My question is very similar to this one: How to create unique nodes and relationships by csv file imported in neo4j? I have a textfile with around 2.5 million lines that has two columns, each one being node ids:

1234 345
1234 568
345 984
... ...

Each line represents a relationship (so 2.5 million relationships): first_column nodeid-> FOLLOWS -> second_column nodeid. There are around 80,000 unique nodes in this file.

Based on the link above, I did:

USING PERIODIC COMMIT 1000
LOAD CSV FROM 'file:///home/user_name/Desktop/bigfile.csv' AS line FIELDTERMINATOR ' '
MERGE (n:Userid { id: toInt(line[0]) })
WITH line, n
MERGE (m:Userid { id: toInt(line[1]) })
WITH m,n
MERGE (n)-[:FOLLOWS]->(m)

I am assuming this code

  • creates node n or m if it doesn't exist (and finds it if it does exist), and creates a relationship from n to m.
  • If n or m exists and already has many other edges (relationships) pointing to and from other nodes, this would just add another edge from n to m (not creating a brand new node when it already exists)

My main question is I am wondering how to make this process faster. This is being done on Ubuntu, and I changed the values from 512 to 2048 MB for memory in the conf/neo4j-wrapper.conf file. (maximum I can increase on my Virtual Machine)

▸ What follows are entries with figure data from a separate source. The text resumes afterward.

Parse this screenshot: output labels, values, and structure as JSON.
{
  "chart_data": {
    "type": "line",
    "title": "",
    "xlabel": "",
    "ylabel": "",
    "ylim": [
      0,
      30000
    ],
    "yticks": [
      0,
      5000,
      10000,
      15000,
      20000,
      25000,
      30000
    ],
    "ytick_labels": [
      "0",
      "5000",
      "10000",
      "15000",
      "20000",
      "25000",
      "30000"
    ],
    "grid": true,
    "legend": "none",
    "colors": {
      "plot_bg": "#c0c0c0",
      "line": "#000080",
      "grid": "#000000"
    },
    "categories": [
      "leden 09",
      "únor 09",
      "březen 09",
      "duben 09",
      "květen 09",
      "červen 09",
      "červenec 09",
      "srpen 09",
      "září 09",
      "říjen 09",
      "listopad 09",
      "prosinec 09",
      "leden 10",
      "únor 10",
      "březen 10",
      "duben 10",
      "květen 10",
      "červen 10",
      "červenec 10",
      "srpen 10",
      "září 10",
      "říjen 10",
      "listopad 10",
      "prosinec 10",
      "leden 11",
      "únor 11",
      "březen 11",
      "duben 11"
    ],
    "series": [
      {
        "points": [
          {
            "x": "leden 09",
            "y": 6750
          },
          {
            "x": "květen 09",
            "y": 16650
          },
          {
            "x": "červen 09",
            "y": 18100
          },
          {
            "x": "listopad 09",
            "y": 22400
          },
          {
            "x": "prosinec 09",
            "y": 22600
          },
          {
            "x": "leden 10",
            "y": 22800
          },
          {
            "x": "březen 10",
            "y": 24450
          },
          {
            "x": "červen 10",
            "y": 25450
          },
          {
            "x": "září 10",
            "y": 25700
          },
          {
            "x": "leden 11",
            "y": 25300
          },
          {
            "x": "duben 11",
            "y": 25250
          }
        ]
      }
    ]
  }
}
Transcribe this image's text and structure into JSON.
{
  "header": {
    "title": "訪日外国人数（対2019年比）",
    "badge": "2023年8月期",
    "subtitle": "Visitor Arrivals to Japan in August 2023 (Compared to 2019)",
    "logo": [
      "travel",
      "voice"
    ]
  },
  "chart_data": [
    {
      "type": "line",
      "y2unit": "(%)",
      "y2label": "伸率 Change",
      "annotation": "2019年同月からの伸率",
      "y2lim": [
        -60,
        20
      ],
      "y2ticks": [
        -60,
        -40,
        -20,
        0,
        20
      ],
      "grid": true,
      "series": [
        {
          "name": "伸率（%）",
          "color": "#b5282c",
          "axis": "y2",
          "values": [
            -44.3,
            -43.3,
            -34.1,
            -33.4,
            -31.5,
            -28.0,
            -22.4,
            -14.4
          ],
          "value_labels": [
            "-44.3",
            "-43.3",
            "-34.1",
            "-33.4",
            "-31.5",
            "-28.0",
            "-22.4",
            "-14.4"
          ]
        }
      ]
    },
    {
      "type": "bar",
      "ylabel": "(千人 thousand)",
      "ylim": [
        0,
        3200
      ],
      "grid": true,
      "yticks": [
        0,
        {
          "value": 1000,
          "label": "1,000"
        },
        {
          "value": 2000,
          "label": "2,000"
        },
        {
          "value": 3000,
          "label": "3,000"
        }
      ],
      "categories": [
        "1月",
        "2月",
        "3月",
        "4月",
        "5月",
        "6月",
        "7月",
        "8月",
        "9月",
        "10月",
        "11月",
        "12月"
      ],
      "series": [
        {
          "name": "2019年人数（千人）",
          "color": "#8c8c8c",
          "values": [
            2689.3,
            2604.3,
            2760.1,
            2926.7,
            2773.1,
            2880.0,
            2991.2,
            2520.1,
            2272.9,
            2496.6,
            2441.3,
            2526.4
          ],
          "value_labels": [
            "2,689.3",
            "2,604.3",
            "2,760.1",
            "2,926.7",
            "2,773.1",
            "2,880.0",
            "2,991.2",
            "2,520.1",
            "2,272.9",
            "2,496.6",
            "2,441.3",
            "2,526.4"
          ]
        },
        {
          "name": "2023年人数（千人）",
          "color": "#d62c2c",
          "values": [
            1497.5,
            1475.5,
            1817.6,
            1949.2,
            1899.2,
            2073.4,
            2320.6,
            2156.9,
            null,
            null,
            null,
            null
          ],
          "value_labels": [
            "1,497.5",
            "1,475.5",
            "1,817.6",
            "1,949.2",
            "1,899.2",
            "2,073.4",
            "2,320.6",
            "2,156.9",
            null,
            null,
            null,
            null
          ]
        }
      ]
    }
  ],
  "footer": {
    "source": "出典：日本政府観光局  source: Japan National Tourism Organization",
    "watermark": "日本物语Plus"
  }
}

Should I try doing the Import tool? Based on example on this website, neo4j.com/developer/guide-import-csv/ under "Super Fast Batch Importer For Huge Datasets",

./bin/neo4j-import --into mydatabase.db --id-type INTEGER \
                   --nodes allnodes.csv \
                   --delimiter " " \
                   --relationships:FOLLOWS bigfile.csv

And to do this, I need to reformat files so that: allnodes.csv shows

userID:ID(Userid)
1234
5678
...

And bigfile.csv shows

:START_ID(Userid)   :END_ID(Userid)
1234                 345
1234                 568
345                  984
*Two columns delimited by space*

And when I run this import, I get this error:

Input error: Expected '--nodes' to have at least 1 valid item, but had 0 []
Caused by:Expected '--nodes' to have at least 1 valid item, but had 0 []
java.lang.IllegalArgumentException: Expected '--nodes' to have at least 1 valid item, but had 0 []

How do I fix this error? And for the csv files, do I put them in same folder where I run this command (neo4j folder)?

1

1 Answers

2
votes

Your command line probably has the wrong paths for your two CSV files.